BPK Dorong Provinsi Kepri Rebut WTP

312
Pesona Indonesia
Ketua BPK RI, Harry Azhar Azis. foto:net
Ketua BPK RI, Harry Azhar Azis. foto:net

batampos.co.id – Ketua Badan Pemeriksa Keuangan (BPK) RI, Harry Azhar Aziz mendorong seluruh daerah di Provinsi Kepri merebut predikat Wajar Tanpa Pengecualian (WTP) untuk laporan pertanggungjawab keuangan Tahun Anggaran (TA) 2016.

“Kita berharap Kepri menjadi yang terbaik di untuk pelaporan pertanggungjawaban keuangan Tahun Anggaran (TA) 2016 ini,” ujar Harrry Azhar Aziz dalam sambutannya saat ramah tamah bersama Gubernur Kepri, Nurdin Basirun di Gedung Daerah, Tanjungpinang, Senin (3/10).

Menurut Harry, meskipun Perwakilan BPK Provinsi Kepri klasnya C, akan tetapi memiliki jumlah auditor yang lebih dari dua personal. Mantan legislator DPR RI tersebut menggaris bawahi, tidak dapatnya predikat WTP oleh Kabupaten Natuna dan Kabupaten Lingga adalah karena persoalan peralihan aset.

“Sekarang masih ada waktu tiga bulan kedepan untuk TA 2016. Mudah-mudahan baik Provinsi Kepri maupun Kabupaten/Kota semuanya mendapatkan WTP,” papar Harry.

Ditegaskannya, meskipun dirinya adalah putra Provinsi Kepri, tidak menjadi jaminan Kepri akan menjadi yang terbaik. Karena hasil pemeriksaan BPK Perwakilan Kepri harus melalui pemeriksaan di Inspektorat.

Masih kata Harry, dari tujuh kabupaten/kota di Kepri, hanya Lingga yang belum pernah mengecap gelar WTP. Untuk mewujudkan mimpi seluruh daerah di Kepri menyabet WTP, perlu perhatian Gubernur untuk Kabupaten Lingga dan Natuna.

Harry juga menyinggung terkait hasil rekomendasi BPK terhadap Laporan Hasil Pemeriksaan (LPH) daerah yang paling tinggi persentasenya adalah Tanjungpinang, yakni 90 persen untuk menyelesaikan rekomendasi tersebut.

“Kemudian ada Kabupaten Bintan.
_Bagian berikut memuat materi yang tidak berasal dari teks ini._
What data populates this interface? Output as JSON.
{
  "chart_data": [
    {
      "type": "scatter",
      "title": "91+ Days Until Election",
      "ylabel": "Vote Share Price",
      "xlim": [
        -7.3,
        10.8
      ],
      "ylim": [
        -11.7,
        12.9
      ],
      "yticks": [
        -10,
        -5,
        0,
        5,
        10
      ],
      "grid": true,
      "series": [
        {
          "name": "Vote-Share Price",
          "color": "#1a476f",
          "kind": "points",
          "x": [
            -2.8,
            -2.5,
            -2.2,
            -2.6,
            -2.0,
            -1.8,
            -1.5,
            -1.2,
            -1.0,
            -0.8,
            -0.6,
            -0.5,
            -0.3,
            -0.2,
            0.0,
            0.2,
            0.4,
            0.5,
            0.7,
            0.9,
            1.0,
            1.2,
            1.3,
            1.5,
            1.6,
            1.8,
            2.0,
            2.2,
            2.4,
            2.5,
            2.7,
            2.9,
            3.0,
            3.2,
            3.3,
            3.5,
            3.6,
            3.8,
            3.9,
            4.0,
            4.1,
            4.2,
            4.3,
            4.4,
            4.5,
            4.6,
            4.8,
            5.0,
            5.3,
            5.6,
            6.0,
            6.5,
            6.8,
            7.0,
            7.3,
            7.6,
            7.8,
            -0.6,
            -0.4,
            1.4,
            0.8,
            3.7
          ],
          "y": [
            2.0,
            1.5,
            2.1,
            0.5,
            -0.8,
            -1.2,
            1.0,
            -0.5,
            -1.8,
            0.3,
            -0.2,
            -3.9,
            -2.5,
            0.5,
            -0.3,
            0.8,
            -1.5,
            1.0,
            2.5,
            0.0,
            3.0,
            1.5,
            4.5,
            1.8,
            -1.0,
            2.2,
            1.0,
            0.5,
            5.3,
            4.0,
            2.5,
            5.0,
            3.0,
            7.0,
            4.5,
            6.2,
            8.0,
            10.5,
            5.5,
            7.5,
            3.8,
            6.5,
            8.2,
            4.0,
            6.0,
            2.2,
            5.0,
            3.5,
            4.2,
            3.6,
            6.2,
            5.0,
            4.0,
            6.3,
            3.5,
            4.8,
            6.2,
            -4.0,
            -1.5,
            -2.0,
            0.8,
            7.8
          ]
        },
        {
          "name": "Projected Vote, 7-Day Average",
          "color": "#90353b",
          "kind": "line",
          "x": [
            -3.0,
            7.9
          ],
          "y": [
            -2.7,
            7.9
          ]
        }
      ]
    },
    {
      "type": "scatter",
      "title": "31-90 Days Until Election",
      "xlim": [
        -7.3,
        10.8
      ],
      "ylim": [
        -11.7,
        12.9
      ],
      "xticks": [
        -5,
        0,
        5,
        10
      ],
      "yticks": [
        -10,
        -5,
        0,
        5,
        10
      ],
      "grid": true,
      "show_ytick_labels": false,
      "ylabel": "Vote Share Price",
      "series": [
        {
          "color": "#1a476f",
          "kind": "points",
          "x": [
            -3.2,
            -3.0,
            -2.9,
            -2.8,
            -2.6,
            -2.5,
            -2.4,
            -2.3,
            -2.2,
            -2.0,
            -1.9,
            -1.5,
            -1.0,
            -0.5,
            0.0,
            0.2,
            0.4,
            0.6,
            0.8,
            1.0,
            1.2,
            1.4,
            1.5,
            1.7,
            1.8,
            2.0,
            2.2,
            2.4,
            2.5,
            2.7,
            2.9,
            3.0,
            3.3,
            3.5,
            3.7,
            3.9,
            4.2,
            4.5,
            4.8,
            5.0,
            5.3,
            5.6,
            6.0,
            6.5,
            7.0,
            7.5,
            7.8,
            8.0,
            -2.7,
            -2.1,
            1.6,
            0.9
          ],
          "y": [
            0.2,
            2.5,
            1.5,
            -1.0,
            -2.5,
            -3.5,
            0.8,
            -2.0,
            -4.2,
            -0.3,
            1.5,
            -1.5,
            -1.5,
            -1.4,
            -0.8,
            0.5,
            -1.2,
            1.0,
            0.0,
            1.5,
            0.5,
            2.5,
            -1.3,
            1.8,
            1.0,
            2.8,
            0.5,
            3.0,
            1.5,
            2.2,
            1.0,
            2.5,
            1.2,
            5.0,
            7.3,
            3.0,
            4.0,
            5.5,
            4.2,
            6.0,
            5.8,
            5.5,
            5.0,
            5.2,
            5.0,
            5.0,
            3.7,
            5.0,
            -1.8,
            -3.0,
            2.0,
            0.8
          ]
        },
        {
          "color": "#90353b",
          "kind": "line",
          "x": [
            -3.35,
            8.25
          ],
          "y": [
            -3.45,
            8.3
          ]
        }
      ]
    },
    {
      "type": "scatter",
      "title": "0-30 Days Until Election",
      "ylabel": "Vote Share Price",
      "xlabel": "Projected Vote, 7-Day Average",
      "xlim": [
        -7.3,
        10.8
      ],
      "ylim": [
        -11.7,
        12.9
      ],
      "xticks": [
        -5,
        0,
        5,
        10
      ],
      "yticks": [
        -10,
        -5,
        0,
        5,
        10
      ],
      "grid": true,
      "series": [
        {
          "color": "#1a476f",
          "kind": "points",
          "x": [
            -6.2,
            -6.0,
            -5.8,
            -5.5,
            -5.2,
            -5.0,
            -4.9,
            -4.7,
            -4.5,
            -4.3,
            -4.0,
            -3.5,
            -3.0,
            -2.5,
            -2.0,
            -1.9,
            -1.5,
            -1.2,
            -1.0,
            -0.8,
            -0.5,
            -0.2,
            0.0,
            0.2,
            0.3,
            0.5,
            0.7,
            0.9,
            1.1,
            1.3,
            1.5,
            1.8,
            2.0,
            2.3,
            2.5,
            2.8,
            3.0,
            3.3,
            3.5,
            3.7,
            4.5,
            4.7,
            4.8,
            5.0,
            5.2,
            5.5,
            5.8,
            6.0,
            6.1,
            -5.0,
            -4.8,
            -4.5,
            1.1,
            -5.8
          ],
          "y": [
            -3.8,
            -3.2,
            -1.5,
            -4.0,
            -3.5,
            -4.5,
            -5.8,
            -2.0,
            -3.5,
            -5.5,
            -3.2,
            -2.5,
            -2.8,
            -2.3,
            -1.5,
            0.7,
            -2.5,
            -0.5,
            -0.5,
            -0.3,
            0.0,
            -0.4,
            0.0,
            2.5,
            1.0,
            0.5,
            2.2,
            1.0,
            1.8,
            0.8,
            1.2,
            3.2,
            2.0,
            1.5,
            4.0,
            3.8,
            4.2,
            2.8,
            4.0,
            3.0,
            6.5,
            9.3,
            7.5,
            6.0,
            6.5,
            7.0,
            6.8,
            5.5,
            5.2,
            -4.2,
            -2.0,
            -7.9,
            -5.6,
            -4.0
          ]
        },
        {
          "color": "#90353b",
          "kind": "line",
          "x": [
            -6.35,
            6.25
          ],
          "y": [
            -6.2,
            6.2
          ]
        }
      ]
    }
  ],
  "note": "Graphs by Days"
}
Sedangkan Provinsi Kepri berada diurutan ketiga dalam menyelesaikan rekomendasi tersebut,” ungkap Harry.

Ditambahkannya, angka kemiskinan di Kepri juga menunjukan grafik yang menggembirakan. Begitu juga angka pertemuan ekonomi, bahkan diatas ekonomi nasional. Sama halnya dengan angka kesenjangan antar penduduk.

Sementara itu, Gubernur Kepri, Nurdin Basirun mengatakan pihaknya akan memberikan perhatian kepada Kabupaten/kota di Kepri. Ia juga punya keinginan yang sama, yakni Kepri menjadi yang terbaik. Menyiasati hal itu, tentu perlu masukan-masukan dari BPK.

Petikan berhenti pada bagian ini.